Des enjeux de taille en 2015

Si Bio 15 a pu se contenter d’un fonctionnement assez informel pendant plus de 20 ans grâce à la bonne volonté de ses membres, les bouleversements qui se profilent obligent désormais à se structurer rapidement pour gagner en efficacité et travailler à une plus grande échelle en concertation avec les autres associations. En effet, avec la réforme territoriale entraînant la fusion de l’Auvergne et de Rhône-Alpes, Géraud Dumas relève qu’il faudra par exemple que “les producteurs bio du Cantal trouvent le moyen de fonctionner avec les producteurs bio de Savoie”. Avec la réforme de la Pac aussi les Régions seront en première ligne de la répartition et la distribution des aides. “Il faut que les producteurs bio se fassent entendre et parlent d’une seule voix. Il y a un grand enjeu démocratique à l’intérieur du réseau de producteurs bio pour arriver à coller le plus possible au territoire et défendre la bio auprès des élus.” Enfin, le président souhaite que l’association se donne les moyens de répondre au regain d’intérêt actuel pour le bio. Pour atteindre ces objectifs ambitieux et insuffler une nouvelle dynamique, un conseil d’administration restreint de neuf membres a été réélu et des discussions ont été entamées avec la Chambre d’agriculture pour que Lise Fabries passe à temps plein sur la bio tandis que de  nouveaux statuts sont à l’étude. Comme en 2014, de nombreuses formations, journées techniques, marchés, visites de ferme et autres opérations de promotion sont prévus tout au long de l’année.

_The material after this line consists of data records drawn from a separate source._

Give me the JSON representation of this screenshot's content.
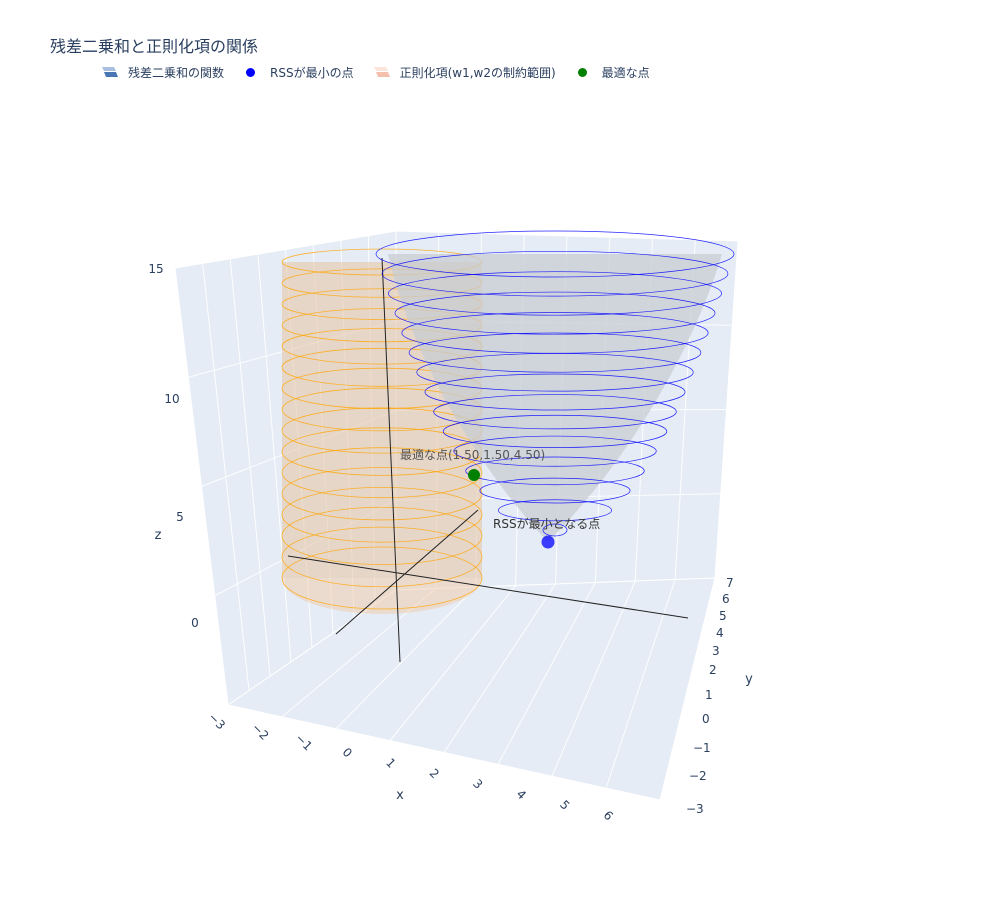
{
  "title": "残差二乗和と正則化項の関係",
  "legend": [
    {
      "label": "残差二乗和の関数",
      "kind": "surface",
      "colors": [
        "#4a76b6",
        "#a8c0dd"
      ]
    },
    {
      "label": "RSSが最小の点",
      "kind": "marker",
      "color": "#0000ff"
    },
    {
      "label": "正則化項(w1,w2の制約範囲)",
      "kind": "surface",
      "colors": [
        "#f4c0ac",
        "#fbe4da"
      ]
    },
    {
      "label": "最適な点",
      "kind": "marker",
      "color": "#008000"
    }
  ],
  "chart_data": {
    "type": "3d-surface",
    "axes": {
      "x": {
        "label": "x",
        "ticks": [
          "−3",
          "−2",
          "−1",
          "0",
          "1",
          "2",
          "3",
          "4",
          "5",
          "6"
        ]
      },
      "y": {
        "label": "y",
        "ticks": [
          "−3",
          "−2",
          "−1",
          "0",
          "1",
          "2",
          "3",
          "4",
          "5",
          "6",
          "7"
        ]
      },
      "z": {
        "label": "z",
        "ticks": [
          "0",
          "5",
          "10",
          "15"
        ],
        "range": [
          0,
          15
        ]
      }
    },
    "rss_surface": {
      "name": "残差二乗和の関数",
      "shape": "paraboloid",
      "center": [
        4,
        4
      ],
      "z_min": 0,
      "z_max": 15,
      "contour_color": "#0000ff",
      "levels": 15
    },
    "constraint_surface": {
      "name": "正則化項(w1,w2の制約範囲)",
      "shape": "cylinder",
      "center": [
        0,
        0
      ],
      "z_min": 0,
      "z_max": 15,
      "contour_color": "#ffa500",
      "levels": 16
    },
    "points": [
      {
        "name": "RSSが最小の点",
        "label": "RSSが最小となる点",
        "x": 4,
        "y": 4,
        "z": 0,
        "color": "#0000ff"
      },
      {
        "name": "最適な点",
        "label": "最適な点(1.50,1.50,4.50)",
        "x": 1.5,
        "y": 1.5,
        "z": 4.5,
        "color": "#008000"
      }
    ]
  }
}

L’attache des animaux en question

Très sereine dans son déroulement, l’assemblée générale de Bio 15 s’est rapidement animée lorsque la contrôleuse Barbara Modde de l’organisme de certification  Écocert a confirmé que plus aucune dérogation ne serait désormais accordée en matière d’attache des animaux (article 39). Concrêtement, tout producteur bio est donc tenu de sortir ses bêtes au moins deux fois par semaine pour conserver sa certification. Or, les conditions climatiques ne le permettent pas toujours et certaines exploitants n’ont pas les moyens matériels ou humains de le faire. Pour un éleveur comme Daniel Delrieu de Saint-Simon, “c’est impossible, la moitié des agriculteurs du Cantal vont sortir du bio. On devrait tous se mettre en défaut pour le faire comprendre à l’Inao(1)”. Claude Mezange de Narnhac acquiesce : “Les gars qui ont pondu la loi, ils imaginent le travail que ça représente de détacher et rattacher nos vaches deux fois par semaine ?” Selon Géraud Dumas, qui a consulté des juristes et envisage une action syndicale, les conditions climatiques priment sur les autres articles, ce qu’a immédiatement démenti Barbara Modde. Affaire à suivre donc...

(1) Institut national de l’origine et de la qualité.